This place is gorgeous! Around Siem Reap it’s very flat, but the farther north you go, there are significant mountains and lots of awesome cliffs. This morning we woke, got breakfast, and hit the tuk tuk running. Literally, Zoe loves the tuk tuk more than anything, and Pearom thinks it’s too cool that she comes running for him. We had an hour long drive ahead of us, which was great. We drove through the local countryside past fields of rice and lemongrass, flooded yards, homes on stilts, naked kids and dogs running around, cows-chickens-water buffalo wandering, and lots of Cambodian people going about their day. The homes here are quite basic compared to ours, but truly amazing. They are typically on stilts (it floods alot) and seem to have half the building (maybe one or two rooms) enclosed with walls of wood or palm leaves, while the other half is simply an open air room with a roof. The kitchen is a woodburning kiln on the ground; alot of homes have signs indicating that their water well was donated with details about who sent he money, and what country they were from. Do a google search for “cambodia water well”. Also seems that everyone has at least one cow, some chickens, a few hammocks, and a mini buddha temple that I mistook for birdhouses at first.

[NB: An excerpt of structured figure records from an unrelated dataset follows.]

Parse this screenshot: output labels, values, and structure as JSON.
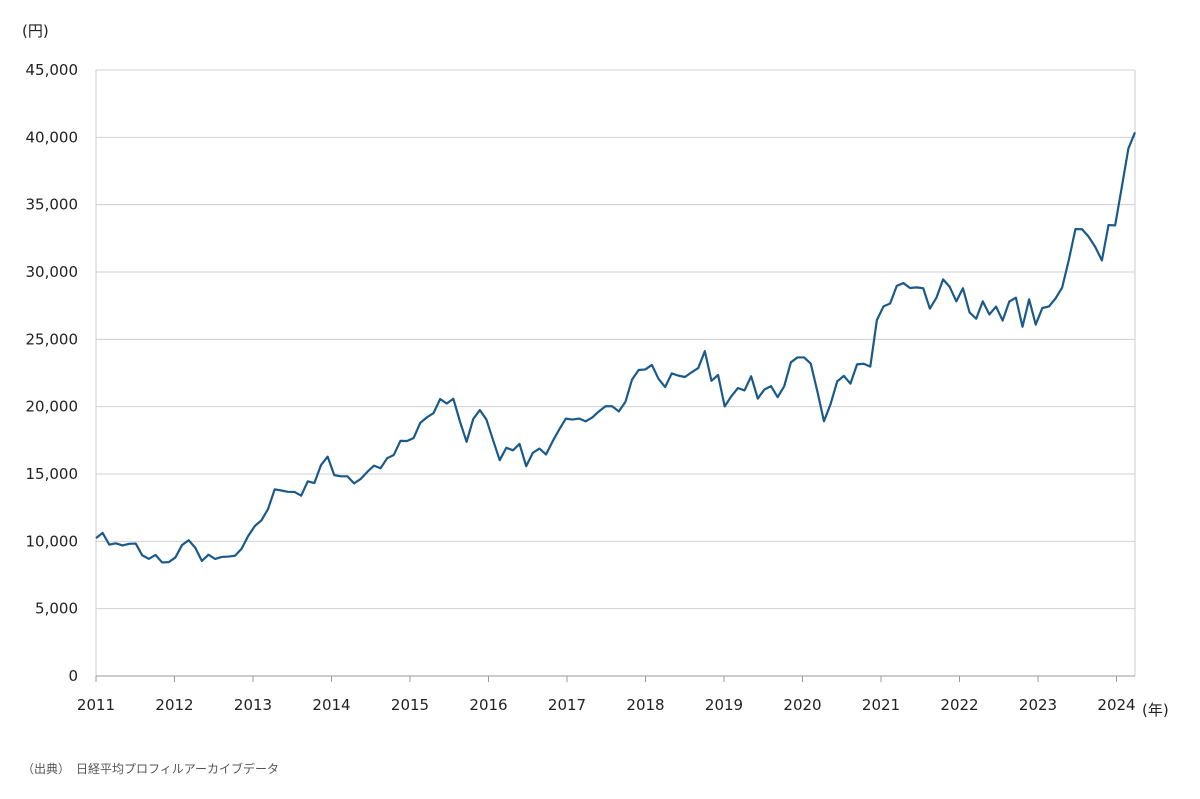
{
  "chart_data": {
    "type": "line",
    "y_unit_label": "(円)",
    "x_unit_label": "(年)",
    "ylim": [
      0,
      45000
    ],
    "y_ticks": [
      0,
      5000,
      10000,
      15000,
      20000,
      25000,
      30000,
      35000,
      40000,
      45000
    ],
    "y_tick_labels": [
      "0",
      "5,000",
      "10,000",
      "15,000",
      "20,000",
      "25,000",
      "30,000",
      "35,000",
      "40,000",
      "45,000"
    ],
    "x_tick_labels": [
      "2011",
      "2012",
      "2013",
      "2014",
      "2015",
      "2016",
      "2017",
      "2018",
      "2019",
      "2020",
      "2021",
      "2022",
      "2023",
      "2024"
    ],
    "grid": true,
    "line_color": "#1a5a8a",
    "series": [
      {
        "values": [
          10237,
          10624,
          9755,
          9850,
          9694,
          9816,
          9833,
          8955,
          8700,
          8988,
          8434,
          8455,
          8803,
          9723,
          10084,
          9521,
          8543,
          9007,
          8695,
          8840,
          8870,
          8928,
          9446,
          10395,
          11139,
          11559,
          12398,
          13861,
          13775,
          13677,
          13668,
          13389,
          14456,
          14328,
          15662,
          16291,
          14915,
          14828,
          14828,
          14304,
          14632,
          15162,
          15621,
          15425,
          16174,
          16414,
          17460,
          17451,
          17674,
          18798,
          19207,
          19520,
          20563,
          20236,
          20585,
          18890,
          17388,
          19083,
          19748,
          19034,
          17518,
          16027,
          16946,
          16759,
          17235,
          15576,
          16569,
          16887,
          16450,
          17425,
          18308,
          19114,
          19041,
          19119,
          18909,
          19197,
          19651,
          20033,
          20033,
          19646,
          20356,
          22012,
          22725,
          22765,
          23098,
          22068,
          21454,
          22468,
          22305,
          22202,
          22554,
          22865,
          24120,
          21920,
          22351,
          20015,
          20773,
          21385,
          21206,
          22259,
          20601,
          21276,
          21522,
          20704,
          21523,
          23294,
          23656,
          23657,
          23205,
          21143,
          18917,
          20194,
          21878,
          22288,
          21710,
          23140,
          23185,
          22977,
          26434,
          27444,
          27663,
          28966,
          29179,
          28813,
          28860,
          28792,
          27284,
          28090,
          29453,
          28893,
          27822,
          28792,
          27002,
          26527,
          27821,
          26848,
          27434,
          26393,
          27801,
          28092,
          25937,
          27969,
          26095,
          27327,
          27446,
          28041,
          28856,
          30888,
          33189,
          33172,
          32619,
          31858,
          30859,
          33487,
          33464,
          36287,
          39166,
          40369
        ]
      }
    ],
    "source": "（出典）　日経平均プロフィルアーカイブデータ"
  }
}
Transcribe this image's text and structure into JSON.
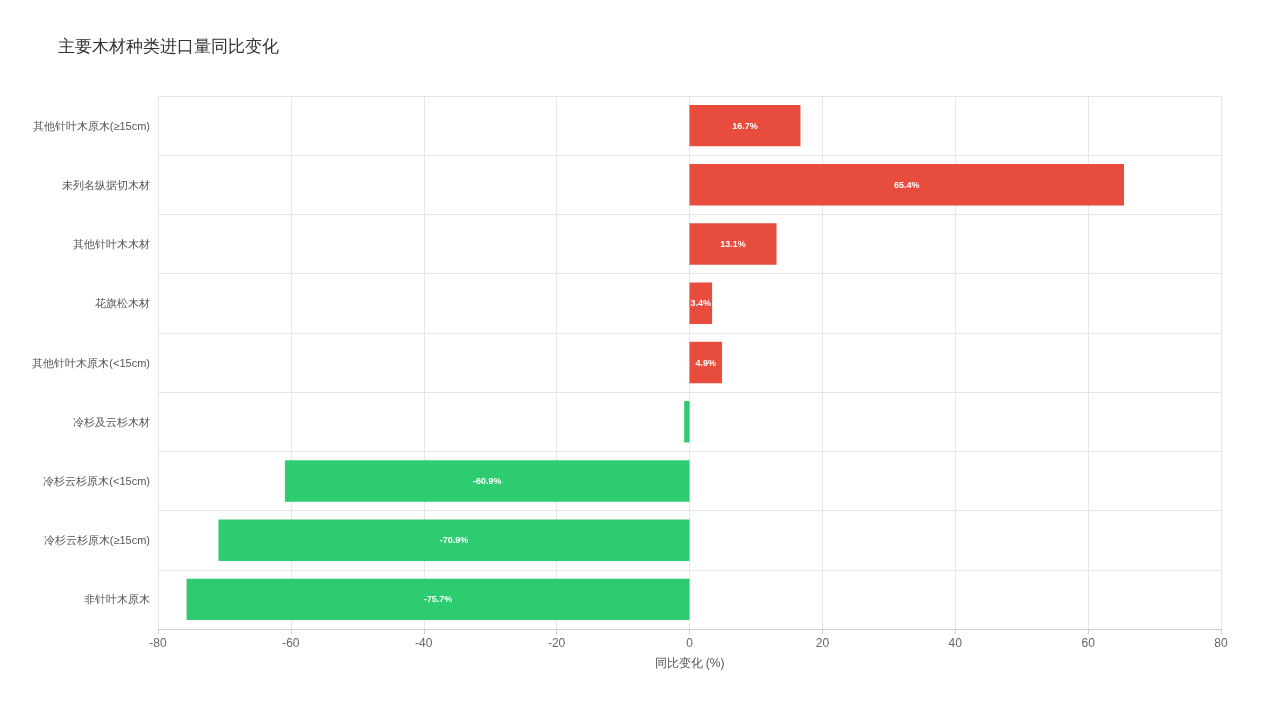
{
  "chart_data": {
    "type": "bar",
    "orientation": "horizontal",
    "title": "主要木材种类进口量同比变化",
    "xlabel": "同比变化 (%)",
    "categories": [
      "其他针叶木原木(≥15cm)",
      "未列名纵据切木材",
      "其他针叶木木材",
      "花旗松木材",
      "其他针叶木原木(<15cm)",
      "冷杉及云杉木材",
      "冷杉云杉原木(<15cm)",
      "冷杉云杉原木(≥15cm)",
      "非针叶木原木"
    ],
    "values": [
      16.7,
      65.4,
      13.1,
      3.4,
      4.9,
      -0.8,
      -60.9,
      -70.9,
      -75.7
    ],
    "value_labels": [
      "16.7%",
      "65.4%",
      "13.1%",
      "3.4%",
      "4.9%",
      null,
      "-60.9%",
      "-70.9%",
      "-75.7%"
    ],
    "colors": [
      "#e74c3c",
      "#e74c3c",
      "#e74c3c",
      "#e74c3c",
      "#e74c3c",
      "#2ecc71",
      "#2ecc71",
      "#2ecc71",
      "#2ecc71"
    ],
    "xlim": [
      -80,
      80
    ],
    "xticks": [
      -80,
      -60,
      -40,
      -20,
      0,
      20,
      40,
      60,
      80
    ],
    "grid": true
  }
}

Our drive led us to Banteay Srei – a beautiful small ‘female’ temple with amazingly intricate carvings in a pinkish sandstone. It was more crowded than anywhere we went yesterday, so it was tough for Zoe as she was weilding a lovely stick (fishing pole) the whole day. We enjoyed the monkeys, Hindu gods and goddesses, elephants, and floral carvings. Unlike the temples and palaces we hit up yesterday, this one is mostly Hindu…I guess there was a lot of Buddhist/Hindu/local religion mixing that resulted in the Angkor culture. We got our fill of crowds and ‘do not touch’ carvings, donated a bit to sit and listen to some traditional music played by victims of landmines, bought a book and a sprite, and mounted our tuk tuk.
We drove 20 more minutes down the road through a random deluge of rain; the tuk tuk has canvas sides that roll down, and Pearom insisted we continue as he had a poncho even though I offered they we could all just wait in the trailer for it to pass. The clouds parted when we arrived at the trailhead for Kbal Spean. This is the ‘male’ area – a streambed full of neato Hindu god carvings plus a few hundred ‘linga’s’ or penises that seem to emerge from the water. weird but cool. The hike in was 2km; Zoe rode on my back and fell asleep. It was a nice trail with lots of uphill boulder-strewn patches followed by nice flat trail. The water was flowing fast and furious, creating an awesome waterfall which would’ve been worth the hike regardless of the carvings. Zoe woke as we were checking out the last of the carvings – a man riding a bull – but she wanted to stay in the carrier. The trail is so well marked, that I know she decided to walk when we had 1.5 km left to return. She loved it! We got wet and muddy as another storm blew through, and then filled our bellies with a noodle dish and some juice at the trailhead food huts. The drive back was sunny and fun.
This afternoon we ventured out again to see some of the modern wats (temples) in town; they are exquisitely painted in bright orange and gold. Afterwards we had a special night out. We went to the massage place across the street where I got an hour long Khmer massage for $6. Zoe spent the time jumping on the other futons in the room and unpacking our bag…the massage girl thought it was hysterical. Then we wandered to a nails place and got pedicures; again Zoe was a hit with the Cambodian girls who did her nails. She picked purple. We rounded out the evening with a special dinner and show at La Noria restaurant where the local nonprofit kids traditional arts school does a shadow puppet show and apsara dance. The young kids doing the show were great, and Zoe was enthralled the whole time. We ate an amazing fish Amok. Now Zoe is crashed out on the bed with the AC cranked after a nice hot shower.